Does this mean no more Duke at all? I used to love the old PC game i used to have. Its time to kick ass and chew gum,and I'm all out of gum!   
I wish it would have come out on the DS!


----------



## Cayal (May 8, 2009)

Another company might pick it up


----------



## Duchessprozac (May 8, 2009)

AE35Unit said:


> Does this mean no more Duke at all? I used to love the old PC game i used to have.
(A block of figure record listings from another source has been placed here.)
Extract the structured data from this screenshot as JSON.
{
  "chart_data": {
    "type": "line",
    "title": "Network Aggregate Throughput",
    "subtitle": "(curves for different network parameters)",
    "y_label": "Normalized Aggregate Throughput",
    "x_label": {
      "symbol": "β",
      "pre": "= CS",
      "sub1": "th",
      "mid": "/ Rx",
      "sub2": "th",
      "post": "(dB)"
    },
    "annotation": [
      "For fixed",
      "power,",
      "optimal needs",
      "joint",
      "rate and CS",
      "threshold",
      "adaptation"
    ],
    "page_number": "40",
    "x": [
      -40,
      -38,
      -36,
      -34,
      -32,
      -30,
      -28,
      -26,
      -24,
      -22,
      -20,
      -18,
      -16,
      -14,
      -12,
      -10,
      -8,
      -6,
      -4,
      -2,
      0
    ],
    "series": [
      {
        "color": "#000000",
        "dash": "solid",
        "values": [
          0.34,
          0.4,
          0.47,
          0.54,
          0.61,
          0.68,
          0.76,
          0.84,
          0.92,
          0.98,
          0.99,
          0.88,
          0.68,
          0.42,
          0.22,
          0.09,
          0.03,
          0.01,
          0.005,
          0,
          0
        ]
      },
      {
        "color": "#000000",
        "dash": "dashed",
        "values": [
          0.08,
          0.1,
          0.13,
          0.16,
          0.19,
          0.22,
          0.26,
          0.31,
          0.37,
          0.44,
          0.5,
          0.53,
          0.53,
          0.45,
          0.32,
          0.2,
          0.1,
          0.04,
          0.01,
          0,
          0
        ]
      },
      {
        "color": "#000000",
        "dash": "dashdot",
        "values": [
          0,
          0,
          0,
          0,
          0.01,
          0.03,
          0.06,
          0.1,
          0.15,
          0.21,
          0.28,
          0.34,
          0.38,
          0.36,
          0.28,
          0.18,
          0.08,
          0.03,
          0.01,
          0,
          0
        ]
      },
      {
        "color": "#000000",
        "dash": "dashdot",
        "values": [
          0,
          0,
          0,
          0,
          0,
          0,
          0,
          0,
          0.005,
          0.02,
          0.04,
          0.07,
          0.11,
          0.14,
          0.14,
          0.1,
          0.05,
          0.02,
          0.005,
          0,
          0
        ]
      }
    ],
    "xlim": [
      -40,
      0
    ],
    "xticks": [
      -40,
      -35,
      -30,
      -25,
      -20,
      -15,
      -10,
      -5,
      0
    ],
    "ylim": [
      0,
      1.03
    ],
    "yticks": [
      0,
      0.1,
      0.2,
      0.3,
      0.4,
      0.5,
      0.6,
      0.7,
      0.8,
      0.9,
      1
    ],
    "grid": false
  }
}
Its time to kick ass and chew gum,and I'm all out of gum!
> I wish it would have come out on the DS!



From what I can gather, Take-Two(Rockstar) still own the rights to the Duke, so there might be a chance it will see the light one day if they pass it on to another team.

I have heard somewhere that the remnants of 3DRealms are taking all the assets they have relating to DNF and will put them out under a different guise, although after all these years quite what kind of quality this will be is anyone's guess.

As for a DS port... There was a GBA version, but I didn't think it was too great, the controls were awkward, strippers were a no-no and most of the cool one-liners were removed.


----------



## Urlik (May 9, 2009)

if any one takes on DNF they have to put out a gorgeous game in record time or get slammed by the game playing public.

I doubt anyone will pick this up as, although it has a name that should sell it, the pressure on releasing it in a decent time frame and at a high standard might put people off (unless Take-Two have already given someone the nod and production started 6 months/1 year ago)


----------



## Cayal (May 9, 2009)

There was no real expectation for DNF. If anyone picked it up, the same would apply.


----------



## AE35Unit (May 9, 2009)

Duchessprozac said:


> As for a DS port... There was a GBA version, but I didn't think it was too great, the controls were awkward, strippers were a no-no and most of the cool one-liners were removed.



Yea i have that game but its a different scenario to the one i used to play. In fact i still have that old version on the PCs spare hard drive,back then it was published by TEN


----------